When applying the architectural abstraction via the represents property there are three different architectural choices that can be made:
- An element represents another element in a very literal way, simply by hiding the existence of that element and any changes to it. There will be a one-to-one relationship between the instance of Element and the (different) instance of Element that it represents. E.g. a broker acting as an intermediary between a seller (who does not wish to be known) and a buyer.
- An element represents a particular aspect of another element. There will be a many-to-one relationship between many instances of Element (each of which represents a different aspect), and one (different) instance of Element. A simple real-world example is the notion that the same person can play (be represented by) many different roles.
- An element is an abstraction that can represent many other elements. There will be a one-to-many relationship between one instance of Element (as an abstraction) and many other instances of Element. A simple real-world example is the notion of an architectural blueprint representing an abstraction of many different buildings being built according to that blueprint.
Note that in most cases an instance of Element will represent only one kind of thing. Specifically, an instance of Element will typically represent instances of at most one of the classes System, Service, HumanActor, and Task (with the exception of the case where the same thing is both an instance of System and an instance of Actor).
Assume a company wants to form a new organizational unit (O1). There are two ways of doing this:
- Define the new organization directly as a collection of people P1, P2, P3, and P4. This means that the new organization is perceived to be a leaf in the organizational hierarchy, and that any exchange of personnel means that its definition needs to change.
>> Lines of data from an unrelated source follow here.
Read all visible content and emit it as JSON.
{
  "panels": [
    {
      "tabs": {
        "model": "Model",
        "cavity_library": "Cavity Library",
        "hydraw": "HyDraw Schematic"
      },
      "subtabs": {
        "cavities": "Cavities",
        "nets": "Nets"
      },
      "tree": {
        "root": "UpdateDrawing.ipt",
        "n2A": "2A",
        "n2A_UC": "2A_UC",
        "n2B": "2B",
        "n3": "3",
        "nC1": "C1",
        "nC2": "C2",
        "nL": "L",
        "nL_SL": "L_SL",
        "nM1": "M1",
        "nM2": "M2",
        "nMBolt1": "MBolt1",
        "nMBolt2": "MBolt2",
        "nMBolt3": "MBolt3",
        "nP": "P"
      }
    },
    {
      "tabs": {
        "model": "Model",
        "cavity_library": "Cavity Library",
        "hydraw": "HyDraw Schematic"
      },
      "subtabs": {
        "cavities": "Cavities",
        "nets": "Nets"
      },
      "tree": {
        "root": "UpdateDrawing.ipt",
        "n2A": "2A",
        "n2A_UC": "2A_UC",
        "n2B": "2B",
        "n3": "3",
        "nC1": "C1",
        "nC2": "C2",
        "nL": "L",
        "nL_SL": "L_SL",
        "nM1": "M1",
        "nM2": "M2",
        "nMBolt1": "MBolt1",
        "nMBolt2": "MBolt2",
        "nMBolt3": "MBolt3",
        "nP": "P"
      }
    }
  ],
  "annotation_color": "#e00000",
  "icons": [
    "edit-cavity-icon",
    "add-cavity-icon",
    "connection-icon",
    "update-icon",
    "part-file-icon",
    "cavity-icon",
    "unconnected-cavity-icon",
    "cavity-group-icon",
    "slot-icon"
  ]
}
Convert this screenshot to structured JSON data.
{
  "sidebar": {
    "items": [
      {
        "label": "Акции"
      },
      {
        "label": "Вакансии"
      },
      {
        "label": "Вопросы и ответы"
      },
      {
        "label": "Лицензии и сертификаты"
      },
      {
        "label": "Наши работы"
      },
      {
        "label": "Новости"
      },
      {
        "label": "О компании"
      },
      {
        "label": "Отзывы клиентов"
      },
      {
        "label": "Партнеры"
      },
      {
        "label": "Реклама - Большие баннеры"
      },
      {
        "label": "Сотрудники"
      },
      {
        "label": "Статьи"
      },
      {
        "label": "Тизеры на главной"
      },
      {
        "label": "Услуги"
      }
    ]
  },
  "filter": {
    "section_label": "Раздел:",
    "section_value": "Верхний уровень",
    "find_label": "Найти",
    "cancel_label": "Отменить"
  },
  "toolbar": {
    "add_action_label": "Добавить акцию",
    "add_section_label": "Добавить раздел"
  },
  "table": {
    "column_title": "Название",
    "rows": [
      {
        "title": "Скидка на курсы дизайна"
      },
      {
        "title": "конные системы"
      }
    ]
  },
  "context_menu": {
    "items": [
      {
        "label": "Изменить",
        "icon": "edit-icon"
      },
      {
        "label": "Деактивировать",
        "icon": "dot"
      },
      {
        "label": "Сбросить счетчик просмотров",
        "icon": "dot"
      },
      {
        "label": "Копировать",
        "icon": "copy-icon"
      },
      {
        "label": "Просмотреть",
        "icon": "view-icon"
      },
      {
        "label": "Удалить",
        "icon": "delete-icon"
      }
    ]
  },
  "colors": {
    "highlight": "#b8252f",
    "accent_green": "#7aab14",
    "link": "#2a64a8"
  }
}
- Define the new organization as a higher-level organizational construct, joining together two existing organizations O3 and O4. Coincidentally, O3 and O4 between them may have the same four people P1, P2, P3, P4, but the new organization really doesn’t know, and any member of O3 and O4 can be changed without needing to change the definition of the new organization. Furthermore, any member of O3 is intrinsically not working in the same organization as the members of O4 (in fact, need not even be aware of them) – contrary to the first option where P1, P2, P3, P4 are all colleagues in the same new organization. In this way the abstraction aspect of the represent property induces an important difference in the semantics of the collection defining the new organization. Any instantiation of the ontology can and should use the represents and representedBy properties to define the implied semantics and lines of visibility/change crisply.